Dans un contexte de tensions sur les marchés agricoles mondiaux et de flambée des prix, l’Égypte et l’Algérie ont entamé un virage stratégique : développer massivement la culture de la betterave sucrière pour réduire leur dépendance aux importations.
Objectif : atteindre une autosuffisance alimentaire en sucre tout en valorisant des terres agricoles peu exploitées.
L’Égypte : un modèle d’autosuffisance en construction
Avec environ 630 000 acres de betterave sucrière cultivés, l’Égypte est devenue un acteur majeur de la production régionale. Elle produit 1,8 million de tonnes de sucre de betterave et 900 000 tonnes de sucre de canne, couvrant ainsi 90 % de ses besoins annuels.
Parmi les projets phares, le Canal Sugar Project se démarque : 76 000 hectares seront cultivés pour réduire de 75 % les importations de sucre. Le gouvernement égyptien soutient cette ambition à travers des subventions, des semences gratuites et des primes à la qualité, incitant les agriculteurs à s’orienter vers cette culture stratégique.
L’Algérie : diversifier pour réduire la facture
L’Algérie suit une trajectoire similaire. Le gouvernement a lancé des programmes de soutien à la culture de la betterave dans plusieurs régions du nord du pays.
Fourniture de semences locales adaptées, encadrement des agriculteurs, investissements dans la chaîne de transformation : tout est mis en œuvre pour construire une filière nationale et réduire la facture d’importation du sucre, estimée à plusieurs centaines de millions de dollars chaque année.
La betterave sucrière dans le monde : un pilier de la sécurité alimentaire
La betterave sucrière représente environ 20 % de la production mondiale de sucre, contre 80 % pour la canne à sucre.
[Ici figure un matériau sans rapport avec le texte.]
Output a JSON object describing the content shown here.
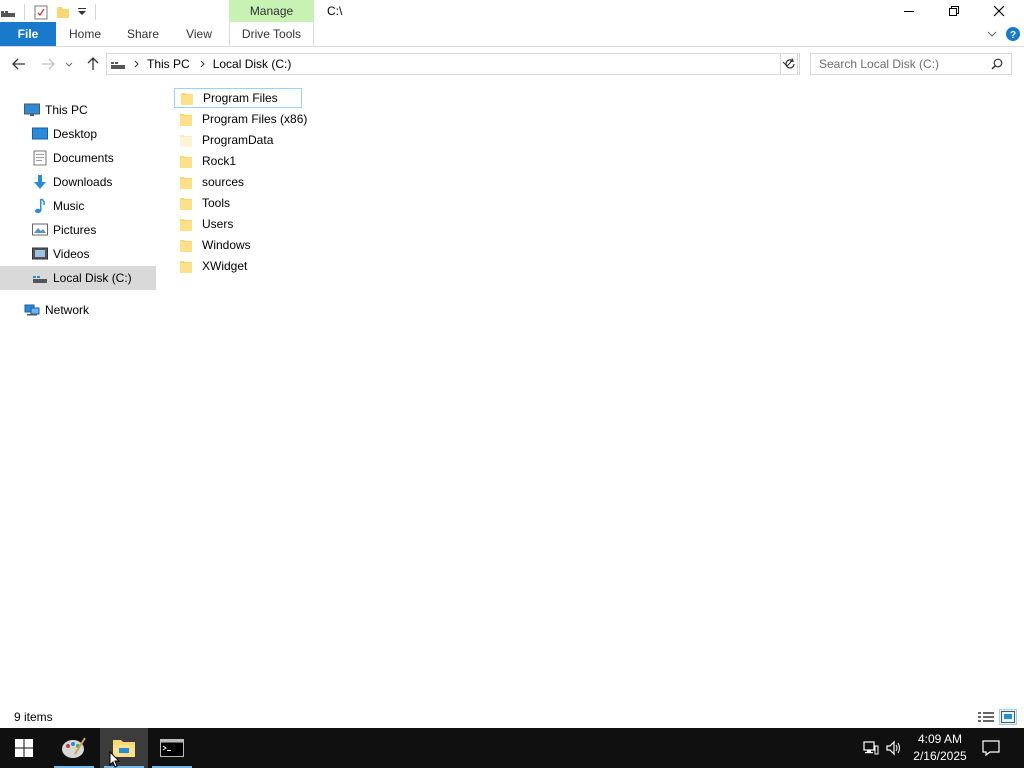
{
  "window": {
    "title": "C:\\",
    "context_tab_group": "Manage"
  },
  "ribbon": {
    "tabs": [
      {
        "label": "File"
      },
      {
        "label": "Home"
      },
      {
        "label": "Share"
      },
      {
        "label": "View"
      },
      {
        "label": "Drive Tools"
      }
    ]
  },
  "address": {
    "crumbs": [
      "This PC",
      "Local Disk (C:)"
    ]
  },
  "search": {
    "placeholder": "Search Local Disk (C:)"
  },
  "navpane": {
    "items": [
      {
        "label": "This PC",
        "icon": "pc-icon"
      },
      {
        "label": "Desktop",
        "icon": "desktop-icon"
      },
      {
        "label": "Documents",
        "icon": "documents-icon"
      },
      {
        "label": "Downloads",
        "icon": "downloads-icon"
      },
      {
        "label": "Music",
        "icon": "music-icon"
      },
      {
        "label": "Pictures",
        "icon": "pictures-icon"
      },
      {
        "label": "Videos",
        "icon": "videos-icon"
      },
      {
        "label": "Local Disk (C:)",
        "icon": "drive-icon"
      },
      {
        "label": "Network",
        "icon": "network-icon"
      }
    ]
  },
  "files": [
    {
      "name": "Program Files"
    },
    {
      "name": "Program Files (x86)"
    },
    {
      "name": "ProgramData"
    },
    {
      "name": "Rock1"
    },
    {
      "name": "sources"
    },
    {
      "name": "Tools"
    },
    {
      "name": "Users"
    },
    {
      "name": "Windows"
    },
    {
      "name": "XWidget"
    }
  ],
  "status": {
    "item_count": "9 items"
  },
  "taskbar": {
    "time": "4:09 AM",
    "date": "2/16/2025"
  },
  "colors": {
    "accent": "#1979ca",
    "context_tab": "#c8f1b4",
    "selection": "#cce8ff",
    "folder": "#f8d775",
    "taskbar": "#101010"
  }
}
Elle offre un rendement élevé, une résilience climatique importante et un effet positif sur la fertilité des sols. Elle est particulièrement adaptée aux zones tempérées, ce qui en fait une solution pertinente pour les pays méditerranéens.
Selon la FAO, le classement mondial des producteurs de betteraves sucrières est le suivant :
| Rang | Pays | Produition annuelle |
| 1 | Russie | 41,2 millions T |
| 2 | France | 34,4 millions T |
| 3 | États-Unis | 33,3 millions T |
| 4 | Allemagne | 31,9 millions T |
| 5 | Turquie | 18,2 millions T |
| 6 | Pologne | 15,2 millions T |
Tunisie : une filière en jachère à activer
La Tunisie reste aujourd’hui dépendante à plus de 90 % des importations pour couvrir ses besoins en sucre. Pourtant, le pays dispose de terres agricoles propices, notamment dans le nord-ouest, le centre, et au sud, là où les terres salines pourraient être valorisées avec des variétés adaptées de betteraves.
L’introduction de technologies modernes, le recours à l’irrigation goutte-à-goutte, l’accès à des semences performantes et des politiques incitatives pourraient permettre le développement d’une filière sucrière locale, à fort potentiel économique et social.
Analyse stratégique : pourquoi la Tunisie doit agir maintenant ?
Alors que l’instabilité des marchés mondiaux fragilise l’accès à des produits alimentaires de base, la Tunisie doit considérer la betterave sucrière comme un levier stratégique à la croisée de plusieurs enjeux :
– Souveraineté alimentaire : réduire la vulnérabilité aux chocs extérieurs.
– Économie circulaire agricole : réutilisation des sous-produits, valorisation des terres marginales.
– Création d’emploi rural : développement de chaînes de valeur régionales.
– Export potentiel : positionnement futur sur le marché maghrébin.
L’Égypte et l’Algérie montrent qu’il est possible, avec un pilotage volontariste et une vision industrielle, de transformer un produit de dépendance en levier d’indépendance.
La Tunisie ne manque ni de ressources naturelles, ni de compétences. Il ne lui reste qu’à structurer sa stratégie pour faire de la betterave sucrière un pilier de son avenir agricole.